- A class-action lawsuit against DraftKings has resulted in a proposed $10 million settlement
- The case alleges DraftKings sold unregistered securities in the form of NFTs and operated an unregistered securities exchange
- A federal judge must now approve the preliminary settlement, which aims to compensate affected investors
DraftKings has reached a proposed $10 million settlement in a class-action lawsuit alleging the company sold unregistered securities through its NFT marketplace. The lawsuit, led by plaintiff Justin Dufoe, claims DraftKings violated federal and state securities laws by offering and selling NFTs without proper registration and operating an unregulated exchange. A federal court will now review the settlement for preliminary approval, determining whether affected investors will receive compensation.
Judge Denied DraftKings’ Dismissal Attempt
The lawsuit, filed in March 2023, centers on DraftKings’ NFT marketplace, where digital assets were sold and traded. Plaintiffs alleged that the platform functioned like a stock exchange, allowing users to buy and sell NFTs under DraftKings’ control. The company earned revenue through initial NFT sales and secondary transactions, charging a commission on each trade.
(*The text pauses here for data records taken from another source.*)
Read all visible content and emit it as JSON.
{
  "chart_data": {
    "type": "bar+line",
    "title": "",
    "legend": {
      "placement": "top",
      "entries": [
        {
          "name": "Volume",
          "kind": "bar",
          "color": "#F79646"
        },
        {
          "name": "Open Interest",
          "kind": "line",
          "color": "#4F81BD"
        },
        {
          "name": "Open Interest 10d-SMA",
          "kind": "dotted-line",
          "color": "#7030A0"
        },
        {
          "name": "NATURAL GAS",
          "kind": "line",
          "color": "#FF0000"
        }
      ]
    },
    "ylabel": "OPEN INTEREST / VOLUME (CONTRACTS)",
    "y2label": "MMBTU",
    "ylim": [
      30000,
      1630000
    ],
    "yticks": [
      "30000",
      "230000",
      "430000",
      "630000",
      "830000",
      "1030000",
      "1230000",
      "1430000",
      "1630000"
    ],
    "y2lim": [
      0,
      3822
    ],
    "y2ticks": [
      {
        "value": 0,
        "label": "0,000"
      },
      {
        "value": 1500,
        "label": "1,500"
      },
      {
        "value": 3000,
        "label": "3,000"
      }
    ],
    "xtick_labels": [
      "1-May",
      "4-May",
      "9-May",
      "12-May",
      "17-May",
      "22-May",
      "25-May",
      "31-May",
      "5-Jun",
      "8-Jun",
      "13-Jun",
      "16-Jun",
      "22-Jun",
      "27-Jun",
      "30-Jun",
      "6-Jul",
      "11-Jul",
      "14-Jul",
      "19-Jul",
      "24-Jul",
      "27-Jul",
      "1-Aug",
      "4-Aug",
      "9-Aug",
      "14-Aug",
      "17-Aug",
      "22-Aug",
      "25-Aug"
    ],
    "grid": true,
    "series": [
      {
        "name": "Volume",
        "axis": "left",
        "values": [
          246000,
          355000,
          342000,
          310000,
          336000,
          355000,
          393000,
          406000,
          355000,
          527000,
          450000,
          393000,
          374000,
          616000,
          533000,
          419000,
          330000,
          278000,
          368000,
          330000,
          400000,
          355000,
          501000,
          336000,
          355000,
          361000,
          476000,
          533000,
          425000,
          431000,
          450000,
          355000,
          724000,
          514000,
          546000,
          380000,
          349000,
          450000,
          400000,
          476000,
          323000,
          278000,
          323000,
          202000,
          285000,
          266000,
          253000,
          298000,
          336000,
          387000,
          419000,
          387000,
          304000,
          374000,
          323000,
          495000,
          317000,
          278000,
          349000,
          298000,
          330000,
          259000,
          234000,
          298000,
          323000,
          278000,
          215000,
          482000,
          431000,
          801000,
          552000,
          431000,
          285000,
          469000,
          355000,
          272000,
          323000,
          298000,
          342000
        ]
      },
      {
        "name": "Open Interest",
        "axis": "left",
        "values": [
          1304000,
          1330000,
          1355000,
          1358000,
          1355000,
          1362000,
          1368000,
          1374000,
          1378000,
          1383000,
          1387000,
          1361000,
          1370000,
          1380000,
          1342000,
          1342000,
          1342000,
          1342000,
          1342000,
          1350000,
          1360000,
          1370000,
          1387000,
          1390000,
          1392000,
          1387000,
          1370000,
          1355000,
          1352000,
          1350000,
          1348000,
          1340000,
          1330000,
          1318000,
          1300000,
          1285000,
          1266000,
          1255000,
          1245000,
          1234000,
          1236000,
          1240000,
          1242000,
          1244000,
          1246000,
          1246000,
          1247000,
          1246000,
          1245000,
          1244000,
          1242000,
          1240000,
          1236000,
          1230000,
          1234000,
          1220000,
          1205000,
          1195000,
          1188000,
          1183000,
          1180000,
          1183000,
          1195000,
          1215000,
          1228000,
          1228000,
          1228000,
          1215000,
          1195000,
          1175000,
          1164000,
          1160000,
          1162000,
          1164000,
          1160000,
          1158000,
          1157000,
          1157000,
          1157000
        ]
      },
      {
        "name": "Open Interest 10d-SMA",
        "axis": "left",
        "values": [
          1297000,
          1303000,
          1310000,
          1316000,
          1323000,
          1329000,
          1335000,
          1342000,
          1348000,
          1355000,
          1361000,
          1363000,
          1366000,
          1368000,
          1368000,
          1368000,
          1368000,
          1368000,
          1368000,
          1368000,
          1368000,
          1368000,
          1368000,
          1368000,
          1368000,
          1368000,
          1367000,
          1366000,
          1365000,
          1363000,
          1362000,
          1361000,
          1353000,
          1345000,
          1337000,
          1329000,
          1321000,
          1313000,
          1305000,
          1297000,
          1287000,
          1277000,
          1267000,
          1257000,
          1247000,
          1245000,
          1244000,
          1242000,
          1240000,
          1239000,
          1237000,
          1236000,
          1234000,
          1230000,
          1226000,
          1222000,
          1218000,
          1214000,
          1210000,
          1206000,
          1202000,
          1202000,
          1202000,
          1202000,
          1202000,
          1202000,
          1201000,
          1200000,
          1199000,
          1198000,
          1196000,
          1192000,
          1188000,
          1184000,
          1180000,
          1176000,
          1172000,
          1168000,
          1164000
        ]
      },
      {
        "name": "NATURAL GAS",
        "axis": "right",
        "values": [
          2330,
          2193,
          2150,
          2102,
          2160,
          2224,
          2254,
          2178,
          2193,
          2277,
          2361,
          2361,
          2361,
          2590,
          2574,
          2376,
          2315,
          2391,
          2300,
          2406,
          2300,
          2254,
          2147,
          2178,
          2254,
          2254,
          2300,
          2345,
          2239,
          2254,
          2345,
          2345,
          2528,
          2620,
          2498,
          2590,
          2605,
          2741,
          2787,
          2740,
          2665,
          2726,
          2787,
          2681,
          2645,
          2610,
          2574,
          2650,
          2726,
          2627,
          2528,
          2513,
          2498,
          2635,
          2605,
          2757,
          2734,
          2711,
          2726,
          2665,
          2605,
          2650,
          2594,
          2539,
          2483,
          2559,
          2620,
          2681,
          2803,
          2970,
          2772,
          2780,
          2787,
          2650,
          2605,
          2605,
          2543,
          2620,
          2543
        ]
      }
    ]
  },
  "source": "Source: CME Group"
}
In July 2024, U.S. District Judge Denise J. Casper denied DraftKings’ motion to dismiss the case, ruling that the claims had sufficient legal merit to proceed. Shortly after, DraftKings abruptly shut down its NFT marketplace, rendering the digital assets worthless. Investors alleged this move was an attempt to limit liability as the legal case advanced.
$10 Million Agreement
According to court documents, the parties have reached a $10 million settlement following months of negotiations. The settlement fund will cover compensation for affected investors, attorney fees, and administrative costs, with lead plaintiff Dufoe also potentially receiving a service award of up to $50,000 for his role in the litigation.
“The settlement is fair, reasonable, and in the best interest of the class,” Dufoe’s attorneys stated in the court filing, highlighting the risks of prolonged litigation. They also noted that continued legal battles could result in a lower recovery or no compensation at all for investors.
Under the proposed terms, class members who purchased, sold, or held DraftKings NFTs during the class period—August 11, 2021, through the settlement approval date—will be eligible for compensation. The exact payout will depend on the number of claims submitted.
Court Approval Will Seal the Deal
The settlement now awaits preliminary approval from the court, which, if given, will see class members receive notifications about their rights, including the ability to object or opt out of the agreement. DraftKings has not admitted wrongdoing but has agreed to settle to avoid further legal costs.
A final approval hearing will be scheduled after this process.